Boycott symbolique, compétition maintenue
Le boycott Ukrainien concerne uniquement la cérémonie ; les athlètes participeront normalement aux épreuves. Le président du comité paralympique ukrainien, Valeriy Sushkevych, a souligné que ne pas concourir reviendrait à laisser la Russie revendiquer une victoire politique : « Cela n’arrivera pas », a-t-il déclaré. L’Ukraine exige également que son drapeau ne soit pas brandi lors de l’ouverture.
La décision du CIP a été annoncée le 17 février 2026, autorisant dix para athlètes russes et biélorusses à concourir : six Russes (ski alpin, ski de fond, snowboard) et quatre Biélorusses (ski de fond).

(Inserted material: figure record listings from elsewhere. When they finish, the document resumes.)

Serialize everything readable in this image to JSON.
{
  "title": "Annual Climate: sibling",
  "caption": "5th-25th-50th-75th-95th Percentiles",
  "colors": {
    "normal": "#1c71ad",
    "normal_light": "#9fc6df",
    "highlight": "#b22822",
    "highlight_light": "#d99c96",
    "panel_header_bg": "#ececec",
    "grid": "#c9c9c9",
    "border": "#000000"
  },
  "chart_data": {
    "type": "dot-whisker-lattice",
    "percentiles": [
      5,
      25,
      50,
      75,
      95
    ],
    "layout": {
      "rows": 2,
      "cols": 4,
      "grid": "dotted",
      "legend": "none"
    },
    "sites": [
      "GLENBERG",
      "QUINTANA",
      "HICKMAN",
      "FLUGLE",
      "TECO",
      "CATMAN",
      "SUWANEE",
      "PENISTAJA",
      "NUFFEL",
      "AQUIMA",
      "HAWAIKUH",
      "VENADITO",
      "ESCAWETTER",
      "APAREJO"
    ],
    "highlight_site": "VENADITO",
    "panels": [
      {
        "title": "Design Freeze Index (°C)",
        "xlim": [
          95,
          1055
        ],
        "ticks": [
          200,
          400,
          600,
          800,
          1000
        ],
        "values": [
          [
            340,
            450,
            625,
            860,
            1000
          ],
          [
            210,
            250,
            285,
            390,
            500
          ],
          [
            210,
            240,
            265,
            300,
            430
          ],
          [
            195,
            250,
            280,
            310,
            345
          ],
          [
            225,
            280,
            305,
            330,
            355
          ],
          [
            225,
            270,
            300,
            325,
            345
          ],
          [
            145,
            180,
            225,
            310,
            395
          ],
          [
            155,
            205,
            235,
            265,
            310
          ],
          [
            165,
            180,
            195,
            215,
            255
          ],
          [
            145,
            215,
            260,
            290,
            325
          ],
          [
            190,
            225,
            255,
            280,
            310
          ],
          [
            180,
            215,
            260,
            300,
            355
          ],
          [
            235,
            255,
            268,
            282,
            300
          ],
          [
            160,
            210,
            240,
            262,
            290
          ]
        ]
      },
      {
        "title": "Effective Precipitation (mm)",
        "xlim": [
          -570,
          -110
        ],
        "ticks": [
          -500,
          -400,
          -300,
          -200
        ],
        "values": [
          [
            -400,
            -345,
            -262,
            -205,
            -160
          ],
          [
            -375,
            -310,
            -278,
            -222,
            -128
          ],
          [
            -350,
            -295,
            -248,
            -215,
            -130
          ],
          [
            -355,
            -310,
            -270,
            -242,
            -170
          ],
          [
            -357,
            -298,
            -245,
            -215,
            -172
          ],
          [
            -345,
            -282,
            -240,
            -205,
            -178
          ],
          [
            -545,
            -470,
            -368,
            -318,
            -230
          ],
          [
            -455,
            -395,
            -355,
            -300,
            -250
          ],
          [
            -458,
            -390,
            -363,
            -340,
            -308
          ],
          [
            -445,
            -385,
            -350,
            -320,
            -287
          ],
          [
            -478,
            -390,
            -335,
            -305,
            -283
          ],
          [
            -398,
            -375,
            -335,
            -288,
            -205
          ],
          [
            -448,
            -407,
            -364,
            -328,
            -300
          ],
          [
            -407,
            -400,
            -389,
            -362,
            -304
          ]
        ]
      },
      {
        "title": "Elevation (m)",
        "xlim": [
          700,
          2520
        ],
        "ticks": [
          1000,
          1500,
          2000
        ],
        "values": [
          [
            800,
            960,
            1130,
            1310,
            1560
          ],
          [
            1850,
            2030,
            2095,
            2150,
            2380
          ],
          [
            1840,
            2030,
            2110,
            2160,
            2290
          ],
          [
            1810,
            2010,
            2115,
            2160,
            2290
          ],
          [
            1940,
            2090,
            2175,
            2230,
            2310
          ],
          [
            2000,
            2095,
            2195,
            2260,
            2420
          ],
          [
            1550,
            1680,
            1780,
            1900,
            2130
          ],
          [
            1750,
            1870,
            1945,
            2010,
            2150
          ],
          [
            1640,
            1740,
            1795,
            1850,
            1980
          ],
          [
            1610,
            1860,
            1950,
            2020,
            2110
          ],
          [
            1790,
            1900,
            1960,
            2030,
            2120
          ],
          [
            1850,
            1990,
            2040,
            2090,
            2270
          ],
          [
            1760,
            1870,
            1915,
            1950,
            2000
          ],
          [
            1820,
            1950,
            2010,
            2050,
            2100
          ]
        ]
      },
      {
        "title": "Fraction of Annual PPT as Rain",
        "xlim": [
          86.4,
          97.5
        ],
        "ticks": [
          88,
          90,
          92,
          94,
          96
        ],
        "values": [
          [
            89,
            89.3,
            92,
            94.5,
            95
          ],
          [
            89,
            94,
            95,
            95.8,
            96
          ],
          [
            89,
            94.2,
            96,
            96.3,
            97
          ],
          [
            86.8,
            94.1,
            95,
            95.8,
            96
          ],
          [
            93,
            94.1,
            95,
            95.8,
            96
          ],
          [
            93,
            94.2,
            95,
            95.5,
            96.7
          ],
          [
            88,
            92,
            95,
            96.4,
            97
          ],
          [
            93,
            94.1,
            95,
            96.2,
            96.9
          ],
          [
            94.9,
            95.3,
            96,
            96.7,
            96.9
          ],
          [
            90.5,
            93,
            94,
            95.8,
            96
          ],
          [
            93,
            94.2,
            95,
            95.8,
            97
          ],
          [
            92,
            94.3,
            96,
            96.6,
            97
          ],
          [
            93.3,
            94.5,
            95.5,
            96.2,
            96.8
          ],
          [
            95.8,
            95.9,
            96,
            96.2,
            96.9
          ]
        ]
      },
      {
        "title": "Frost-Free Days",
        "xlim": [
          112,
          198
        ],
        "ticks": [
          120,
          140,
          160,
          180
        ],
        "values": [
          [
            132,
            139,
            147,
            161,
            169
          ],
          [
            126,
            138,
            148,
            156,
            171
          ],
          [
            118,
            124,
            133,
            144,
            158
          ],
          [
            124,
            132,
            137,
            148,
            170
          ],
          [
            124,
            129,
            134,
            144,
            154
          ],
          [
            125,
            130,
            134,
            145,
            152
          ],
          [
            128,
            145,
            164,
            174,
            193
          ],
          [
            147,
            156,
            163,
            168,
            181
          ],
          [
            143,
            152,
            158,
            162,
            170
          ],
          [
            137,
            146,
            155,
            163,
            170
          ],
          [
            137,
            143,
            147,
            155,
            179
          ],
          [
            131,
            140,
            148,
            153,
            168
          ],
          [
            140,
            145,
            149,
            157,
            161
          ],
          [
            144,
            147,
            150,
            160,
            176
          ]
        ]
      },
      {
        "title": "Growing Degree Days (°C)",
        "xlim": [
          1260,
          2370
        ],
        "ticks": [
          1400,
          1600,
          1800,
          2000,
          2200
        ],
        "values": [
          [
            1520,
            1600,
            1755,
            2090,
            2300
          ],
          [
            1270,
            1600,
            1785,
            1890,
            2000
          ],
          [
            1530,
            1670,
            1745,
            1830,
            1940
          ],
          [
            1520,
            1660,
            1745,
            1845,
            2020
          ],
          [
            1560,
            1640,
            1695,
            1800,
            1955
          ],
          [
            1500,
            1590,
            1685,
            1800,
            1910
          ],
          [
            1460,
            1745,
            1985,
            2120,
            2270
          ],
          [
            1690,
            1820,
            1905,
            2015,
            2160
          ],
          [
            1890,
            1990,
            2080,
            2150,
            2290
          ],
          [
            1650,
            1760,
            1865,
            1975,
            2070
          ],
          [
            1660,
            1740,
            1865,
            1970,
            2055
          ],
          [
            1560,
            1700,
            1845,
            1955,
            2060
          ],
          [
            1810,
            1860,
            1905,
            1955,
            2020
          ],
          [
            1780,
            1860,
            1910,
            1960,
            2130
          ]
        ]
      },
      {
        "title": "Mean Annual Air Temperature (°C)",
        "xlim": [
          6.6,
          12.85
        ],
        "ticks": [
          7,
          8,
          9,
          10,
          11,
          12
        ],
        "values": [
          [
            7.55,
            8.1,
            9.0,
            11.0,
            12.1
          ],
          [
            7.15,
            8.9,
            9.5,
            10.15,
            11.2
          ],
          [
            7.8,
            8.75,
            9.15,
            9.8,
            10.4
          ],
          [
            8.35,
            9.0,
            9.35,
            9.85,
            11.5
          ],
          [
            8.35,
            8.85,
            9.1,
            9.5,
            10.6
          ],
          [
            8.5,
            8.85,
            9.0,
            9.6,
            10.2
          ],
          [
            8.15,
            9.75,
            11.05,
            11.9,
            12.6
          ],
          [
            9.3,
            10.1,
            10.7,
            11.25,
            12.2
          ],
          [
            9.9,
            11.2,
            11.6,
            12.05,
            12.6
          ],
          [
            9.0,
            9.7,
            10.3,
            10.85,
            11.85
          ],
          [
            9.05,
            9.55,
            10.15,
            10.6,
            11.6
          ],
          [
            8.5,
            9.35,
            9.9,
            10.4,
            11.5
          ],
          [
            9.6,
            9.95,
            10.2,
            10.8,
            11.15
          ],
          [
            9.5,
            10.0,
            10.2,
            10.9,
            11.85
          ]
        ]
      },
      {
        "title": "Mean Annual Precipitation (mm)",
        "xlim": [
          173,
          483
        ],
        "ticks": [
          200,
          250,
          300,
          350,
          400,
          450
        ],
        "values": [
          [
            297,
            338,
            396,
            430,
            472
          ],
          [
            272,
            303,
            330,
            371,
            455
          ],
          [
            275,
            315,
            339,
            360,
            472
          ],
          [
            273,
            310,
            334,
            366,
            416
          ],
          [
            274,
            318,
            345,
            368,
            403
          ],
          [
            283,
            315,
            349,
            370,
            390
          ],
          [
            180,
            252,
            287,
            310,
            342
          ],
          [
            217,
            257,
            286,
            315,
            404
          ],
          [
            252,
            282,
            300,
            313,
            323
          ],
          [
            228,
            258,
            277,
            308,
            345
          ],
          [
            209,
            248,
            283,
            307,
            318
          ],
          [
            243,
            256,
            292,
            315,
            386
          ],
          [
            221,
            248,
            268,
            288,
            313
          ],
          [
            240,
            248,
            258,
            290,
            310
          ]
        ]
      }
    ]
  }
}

Cette réintégration fait suite à quatre années d’exclusion après l’offensive russe contre l’Ukraine en février 2022.
Soutiens et contestations face à la décision
Le commissaire Européen chargé du sport, Glenn Micallef, a annoncé qu’il ne participerait pas à la cérémonie : « Tant que la guerre d’agression de la Russie contre l’Ukraine se poursuit, je ne peux soutenir le retour des symboles nationaux, drapeaux, hymnes et uniformes. »
Le comité ukrainien a également dénoncé le non-respect du processus de qualification, qualifiant la décision du CIP de “scandaleuse” et contraire aux valeurs du mouvement paralympique international.
La guerre déjà présente aux Jeux
La guerre s’était déjà invitée aux Jeux olympiques de Milan-Cortina, avec la disqualification du skeletoneur ukrainien Vladyslav Heraskevych pour avoir porté un casque rendant hommage à des athlètes ukrainiens morts au combat. Le président Volodymyr Zelensky avait pris sa défense, et l’homme d’affaires Rinat Akhmetov lui a offert 200 000 dollars pour compenser la sanction.